Exploring Regression Methods on Public Datasets
A semester capstone project to deepen understanding of upsides/downsides of different regression techniques. Methods were run 20 times each across 20 publicly available datasets and results were averaged.
My team was given the task of proposing an interesting capstone project, given what we learned in our Data Science and Analytics Course.

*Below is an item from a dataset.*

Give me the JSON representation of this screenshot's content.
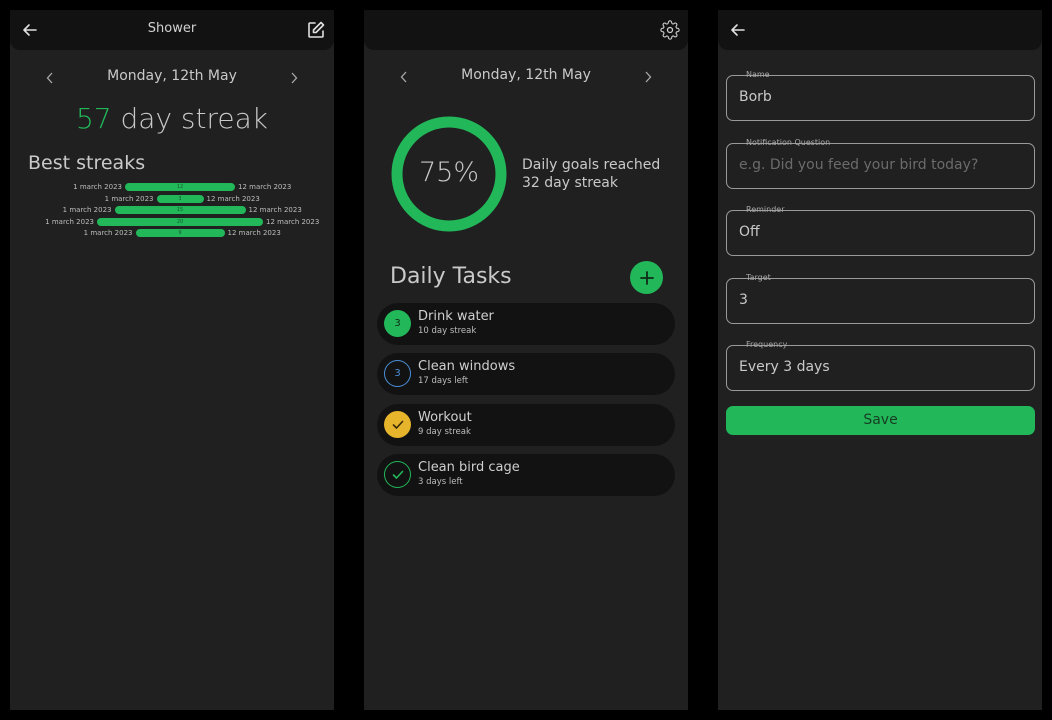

We landed on a benchmarking task in order to measure the “power” of various regression techniques on live, publicly available datasets. Click the link above to read the 1.5 page proposal.
Analyses Run
Multiple Linear Regression
K-Nearest Neighbors Regression
Ridge Regression
Lasso Regression
Bagging
Random Forest Regression
40 different datasets were gathered from a variety of sources, although the majority were pulled from Kaggle.com. The datasets were initially pulled if they seemed interesting, but ultimately the list was pared down to 20 datasets, eliminating ones that were not sufficiently large, diverse, or were not appropriate for regression analysis
Click the link above to see all ~40 datasets considered
Data Cleaning
Each dataset had unique cleaning requirements, but most followed similar procedures.
These included:
Changing data types with the .astype() function
Creating dummy variables for categorical predictors using pd.get_dummies()
Recoding boolean variables to 0 and 1 using np.where()
Re-coding ordinal string data into numerical format with OrdinalEncoder
Removing missing values using .dropna()